The deal is even better when your employer matches your contributions to a 401(k) retirement plan. This instantly increases your investment. Try to contribute the maximum amount your employer will match. If you can afford to contribute more, you can deduct up to these amounts in 2019:
- $19,000 if you are under age 50
- $25,000 if you are age 50 or over
You can also contribute to a separate individual retirement account (IRA). These contributions can also be tax deductible up to these amounts:
- $6,000 if you are under age 50
- $7,000 if you are age 50 or older
IRA contributions can be made up to tax day—April 15th in 2020. However, making the contribution before the end of the year will give your investment extra time to grow tax-deferred.
If you are a self-employed individual, you have separate options for reducing your taxable income by contributing to a retirement account. In addition to an IRA, you can establish a tax-deferred pension plan that's available to self-employed individuals or unincorporated businesses for retirement purposes.
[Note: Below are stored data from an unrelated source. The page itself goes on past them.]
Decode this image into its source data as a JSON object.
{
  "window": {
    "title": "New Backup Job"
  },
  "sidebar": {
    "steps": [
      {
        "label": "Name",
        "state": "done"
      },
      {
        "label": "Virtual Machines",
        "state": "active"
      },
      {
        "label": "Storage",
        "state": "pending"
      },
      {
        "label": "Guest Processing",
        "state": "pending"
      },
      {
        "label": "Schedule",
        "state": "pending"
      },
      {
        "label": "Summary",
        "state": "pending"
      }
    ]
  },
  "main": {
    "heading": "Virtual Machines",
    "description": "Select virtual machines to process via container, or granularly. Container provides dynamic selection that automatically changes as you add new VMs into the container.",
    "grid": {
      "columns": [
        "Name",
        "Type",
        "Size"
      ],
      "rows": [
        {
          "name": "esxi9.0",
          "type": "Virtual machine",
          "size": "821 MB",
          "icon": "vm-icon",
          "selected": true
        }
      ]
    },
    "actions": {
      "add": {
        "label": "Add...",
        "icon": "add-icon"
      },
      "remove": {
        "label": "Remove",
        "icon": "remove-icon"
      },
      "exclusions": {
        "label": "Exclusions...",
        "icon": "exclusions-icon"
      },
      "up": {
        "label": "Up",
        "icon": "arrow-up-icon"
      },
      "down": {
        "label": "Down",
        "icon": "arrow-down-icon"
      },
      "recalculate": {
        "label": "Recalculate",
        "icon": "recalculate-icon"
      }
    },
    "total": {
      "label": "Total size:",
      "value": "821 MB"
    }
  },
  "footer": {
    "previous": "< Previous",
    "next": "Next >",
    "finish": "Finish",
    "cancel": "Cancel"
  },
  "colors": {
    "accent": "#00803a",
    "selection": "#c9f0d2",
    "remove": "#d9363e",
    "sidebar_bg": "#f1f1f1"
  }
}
As with a 401(k) and an IRA account, the contribution you make to Keogh plan can be tax deductible. The deductible amounts vary, depending on the type of Keogh plan you have. The end of the year is important for these plans as well. You must establish a Keogh plan by December 31st for the contributions to qualify for this tax year, although you can continue to make tax-deductible contributions until April 15, 2020.
4. Track your flex plans
Many companies allow employees to put some of their earnings into flexible spending accounts (FSA), or flex plans, that can be used to pay medical or child care bills. The money in a flex plan is sheltered from both income tax and FICA deductions. However, the end of the year can loom large for these accounts, because of the government's "use it or lose it" rule. In some cases, you must use all of the money in the flex plan by the end of the year, otherwise the money is forfeited. The exception is when your employer has signed up for an IRS-allowed grace period. The grace period allows you to spend the flex plan money through March 15th of the following year.
If your employer doesn't offer a grace period, try to spend the excess funds in your account on medical supplies, eyeglasses, or medications before the end of the year. Be sure to check out the IRS list of approved expenses. You might be surprised by what's eligible! From items like SPF 15+ sunscreen to an ankle brace you bought online, these can count as eligible expenses. Next year, you can adjust the amount you are setting aside in the new year to compensate for these expenditures and avoid building up excess funds again.